Cette note d'analyse SFEIR relit le métier d'architecte logiciel à l'aune de l'IA générative, en s'appuyant sur le cadre conceptuel de Gregor Hohpe (The Software Architect Elevator). Le point de départ est un changement de paradigme : l'architecte « Oracle », qui détient le savoir suprême et édicte des règles rigides depuis sa tour d'ivoire, est désormais obsolète, car l'IA génère à la demande code et propositions de conception. La valeur de l'architecte ne réside plus dans la mémorisation de la syntaxe ou l'écriture de « plomberie logicielle », mais dans un nouveau rôle d'amplificateur d'intelligence (IQ Amplifier) : fournir aux équipes les modèles mentaux, le contexte d'entreprise et les outils d'aide à la décision pour exploiter au mieux l'IA, tout en garantissant la cohérence globale du système.

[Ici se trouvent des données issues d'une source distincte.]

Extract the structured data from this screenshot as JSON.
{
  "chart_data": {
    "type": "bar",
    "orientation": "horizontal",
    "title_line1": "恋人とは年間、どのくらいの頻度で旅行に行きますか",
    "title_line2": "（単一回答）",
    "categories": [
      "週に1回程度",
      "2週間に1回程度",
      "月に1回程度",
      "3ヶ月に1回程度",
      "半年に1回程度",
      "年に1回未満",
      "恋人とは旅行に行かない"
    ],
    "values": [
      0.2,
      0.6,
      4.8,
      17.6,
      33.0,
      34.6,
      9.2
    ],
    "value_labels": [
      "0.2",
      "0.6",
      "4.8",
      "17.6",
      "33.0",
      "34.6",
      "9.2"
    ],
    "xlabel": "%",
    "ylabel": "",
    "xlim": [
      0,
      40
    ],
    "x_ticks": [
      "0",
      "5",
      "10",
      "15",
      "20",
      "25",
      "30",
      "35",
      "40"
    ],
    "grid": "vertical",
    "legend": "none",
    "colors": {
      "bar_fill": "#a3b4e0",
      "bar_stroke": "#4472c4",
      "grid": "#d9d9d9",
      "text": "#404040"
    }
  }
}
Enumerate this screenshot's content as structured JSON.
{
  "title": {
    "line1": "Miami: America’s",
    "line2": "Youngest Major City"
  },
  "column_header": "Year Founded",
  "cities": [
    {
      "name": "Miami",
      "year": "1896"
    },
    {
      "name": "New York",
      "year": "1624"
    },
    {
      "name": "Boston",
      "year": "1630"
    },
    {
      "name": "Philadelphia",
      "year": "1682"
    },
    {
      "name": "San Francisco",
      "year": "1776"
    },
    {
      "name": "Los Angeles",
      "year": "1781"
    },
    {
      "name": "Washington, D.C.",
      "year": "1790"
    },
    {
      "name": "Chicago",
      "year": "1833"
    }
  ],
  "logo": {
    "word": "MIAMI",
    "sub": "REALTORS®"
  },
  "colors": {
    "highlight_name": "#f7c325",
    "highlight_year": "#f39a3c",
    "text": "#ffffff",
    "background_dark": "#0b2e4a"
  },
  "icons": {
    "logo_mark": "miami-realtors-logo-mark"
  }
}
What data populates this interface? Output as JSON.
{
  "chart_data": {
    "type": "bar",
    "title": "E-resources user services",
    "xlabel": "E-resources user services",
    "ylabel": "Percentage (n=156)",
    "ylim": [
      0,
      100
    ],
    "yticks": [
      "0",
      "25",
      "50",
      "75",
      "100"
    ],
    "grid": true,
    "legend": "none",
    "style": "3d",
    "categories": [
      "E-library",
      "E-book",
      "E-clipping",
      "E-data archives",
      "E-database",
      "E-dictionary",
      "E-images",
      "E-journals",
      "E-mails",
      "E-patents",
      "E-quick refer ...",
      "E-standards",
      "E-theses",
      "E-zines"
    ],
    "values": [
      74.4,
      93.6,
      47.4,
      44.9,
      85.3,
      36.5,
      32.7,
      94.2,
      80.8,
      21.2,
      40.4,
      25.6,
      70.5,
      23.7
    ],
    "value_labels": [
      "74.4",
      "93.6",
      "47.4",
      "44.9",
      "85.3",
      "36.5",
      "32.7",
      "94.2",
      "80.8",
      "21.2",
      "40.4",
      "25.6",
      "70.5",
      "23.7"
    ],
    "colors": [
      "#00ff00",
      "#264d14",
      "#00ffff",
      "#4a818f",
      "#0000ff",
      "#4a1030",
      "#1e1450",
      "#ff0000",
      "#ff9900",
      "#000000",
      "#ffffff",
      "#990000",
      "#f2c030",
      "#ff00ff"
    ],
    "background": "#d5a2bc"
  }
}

Le document décline cet impact via la métaphore de l'« Ascenseur de l'Architecte », qui va de la salle des machines (technique) au penthouse (stratégie). L'Enterprise Architect gère la hype, arbitre le Build vs Buy des modèles (propriétaire, open-source affiné, API tierces) et structure l'éthique et la gouvernance des données. Le Solution Architect conçoit « pour l'incertitude » — architectures modulaires découplées permettant d'interchanger les LLM sans réécriture — et « achète des options » via des systèmes extensibles. Le Platform Architect standardise les capacités d'IA sous forme d'API robustes et sécurisées, en traitant la plateforme comme un produit (renvoi à Platform Engineering is Domain-Driven Design). Le Software Architect / Tech Lead met en place des garde-fous (architectures hexagonale/Clean) pour empêcher le code généré de polluer le cœur métier, et documente le « pourquoi » des décisions, car l'IA ne génère que le « comment ».
Ascenseur de l'Architecte
Le cœur méthodologique est le Domain-Driven Design, présenté comme le meilleur outil pour canaliser l'IA. Deux leviers : le langage ubiquitaire, dictionnaire de domaine sans ambiguïté injecté dans le contexte de l'IA (via .clinerules ou templates de prompt), qui réduit hallucinations et contre-sens métier ; et les contextes limités (bounded contexts), qui confinent l'IA à un scope restreint pour maximiser la fiabilité de génération, l'architecte concevant les interfaces et couches anti-corruption (ACL) et déléguant la plomberie d'intégration.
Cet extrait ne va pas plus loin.